Show us the data to give us an impression of it.
Of course feel free to modify it so that it remains confidential (multiply by a random number etc)
Do this as
Mydata = c(23,45,..., 11) # example
or
Mydata = data.frame(
f1 = c(23,45,..., 11),
....
)
data set = surveydata
Here is an example of the column names and responses. Most of my answers for each question are either a 3, 4, or 5. My end goal is to run regression on the data
in further questions show your data in the form of code and not as a picture or text. This makes it easier for us to work with your data, give examples etc.
Thanks for the feedback @HanOostdijk . I will make sure to do that going forward. And you are correct, even though I normalized to get my responses between 0-1, I still want to get normal distribution. Hmmm, any suggestions? I am looking a few online now
Your method doesn't transform the data to be mean zero.
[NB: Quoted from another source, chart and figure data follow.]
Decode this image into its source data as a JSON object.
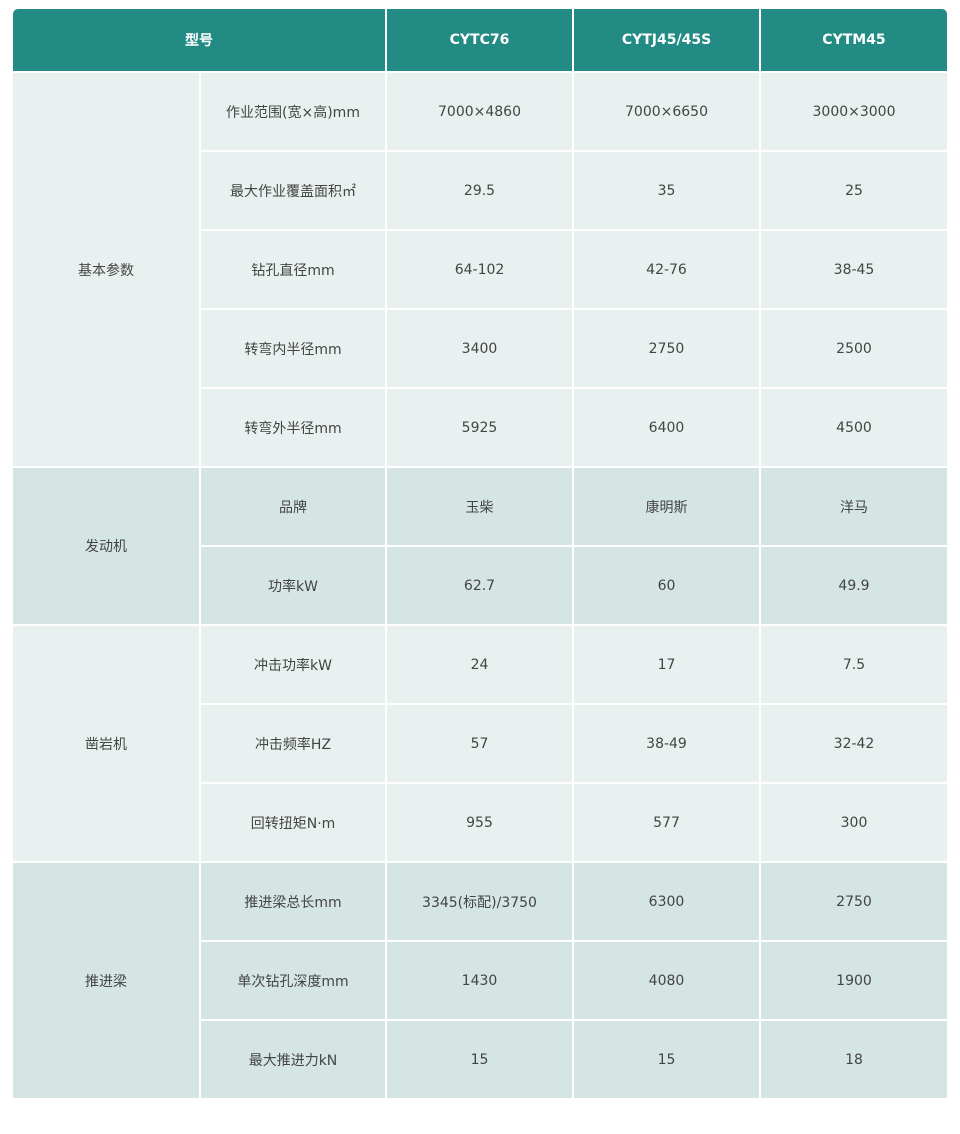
{
  "header": {
    "model_label": "型号",
    "models": [
      "CYTC76",
      "CYTJ45/45S",
      "CYTM45"
    ]
  },
  "colors": {
    "header_bg": "#228b84",
    "row_light": "#e8f1f0",
    "row_dark": "#d4e5e3"
  },
  "groups": [
    {
      "name": "基本参数",
      "rows": [
        {
          "param": "作业范围(宽×高)mm",
          "values": [
            "7000×4860",
            "7000×6650",
            "3000×3000"
          ]
        },
        {
          "param": "最大作业覆盖面积㎡",
          "values": [
            "29.5",
            "35",
            "25"
          ]
        },
        {
          "param": "钻孔直径mm",
          "values": [
            "64-102",
            "42-76",
            "38-45"
          ]
        },
        {
          "param": "转弯内半径mm",
          "values": [
            "3400",
            "2750",
            "2500"
          ]
        },
        {
          "param": "转弯外半径mm",
          "values": [
            "5925",
            "6400",
            "4500"
          ]
        }
      ]
    },
    {
      "name": "发动机",
      "rows": [
        {
          "param": "品牌",
          "values": [
            "玉柴",
            "康明斯",
            "洋马"
          ]
        },
        {
          "param": "功率kW",
          "values": [
            "62.7",
            "60",
            "49.9"
          ]
        }
      ]
    },
    {
      "name": "凿岩机",
      "rows": [
        {
          "param": "冲击功率kW",
          "values": [
            "24",
            "17",
            "7.5"
          ]
        },
        {
          "param": "冲击频率HZ",
          "values": [
            "57",
            "38-49",
            "32-42"
          ]
        },
        {
          "param": "回转扭矩N·m",
          "values": [
            "955",
            "577",
            "300"
          ]
        }
      ]
    },
    {
      "name": "推进梁",
      "rows": [
        {
          "param": "推进梁总长mm",
          "values": [
            "3345(标配)/3750",
            "6300",
            "2750"
          ]
        },
        {
          "param": "单次钻孔深度mm",
          "values": [
            "1430",
            "4080",
            "1900"
          ]
        },
        {
          "param": "最大推进力kN",
          "values": [
            "15",
            "15",
            "18"
          ]
        }
      ]
    }
  ]
}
Suppose half your data equaled 2 and half equaled 1. After the transformation half would equal 1 and half would equal 0. The mean would be 0.5.
You cannot transform your data to be between zero and one and to be normal. Normal distributions have infinite tails.
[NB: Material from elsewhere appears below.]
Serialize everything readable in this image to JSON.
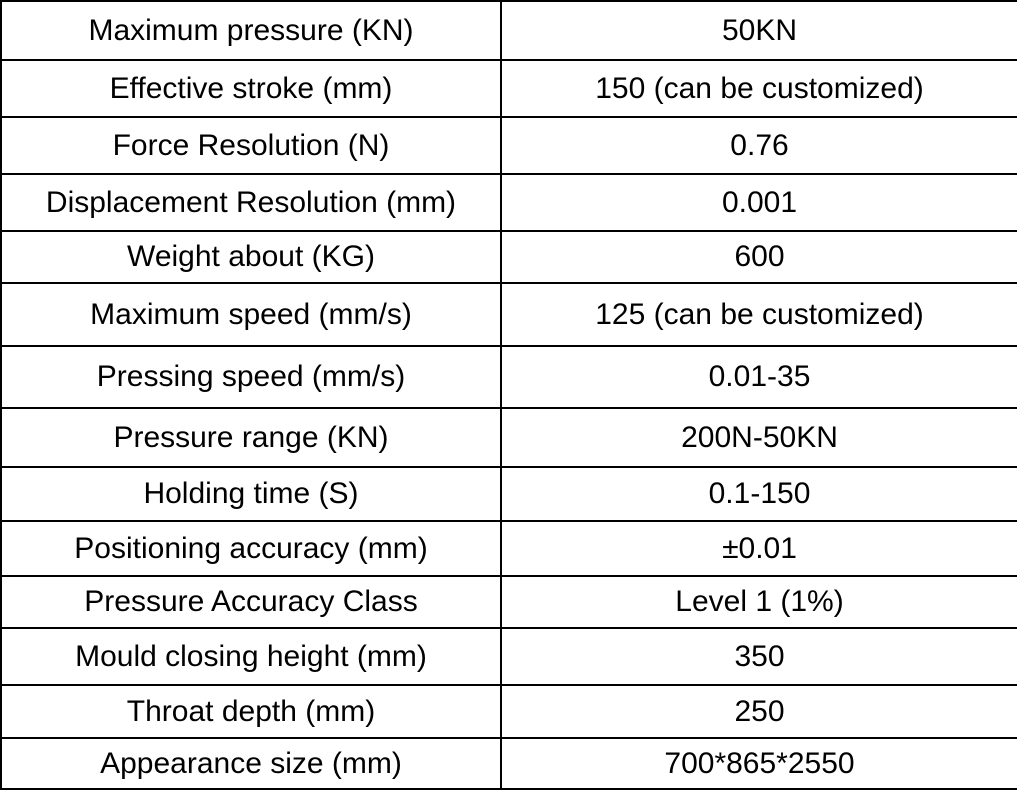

Since your data is skewed, I'm not sure why you would want that skewness to go away. But if you do, then sometimes taking logs helps.
The function scale(x) creates a transformation with mean zero and standard deviation one.
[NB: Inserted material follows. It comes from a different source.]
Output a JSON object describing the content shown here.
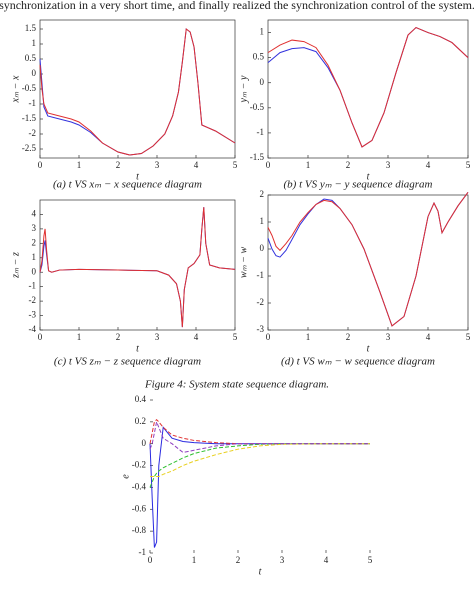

However, note that ordinal data is not supposed to have math operations applied to it, because the data are not necessarily equal intervals apart. Is the difference between 3 and 4 really equal to the difference between 4 and 5? However, this prohibition is frequently ignored.
Since you mention at the beginning that your plan is to run a regression on this data, note that @fcas80's point applies to a regression too. The coefficient on one of these variables implies that the effect of moving from 1 to 2 is the same as the effect of moving from 4 to 5.
If you have enough data, you can treat the ratings as factors (dummy variables). That gets around the problem of ordinal data and eliminates any reason for normalizing. It does sometimes make interpretation of the results more complicated.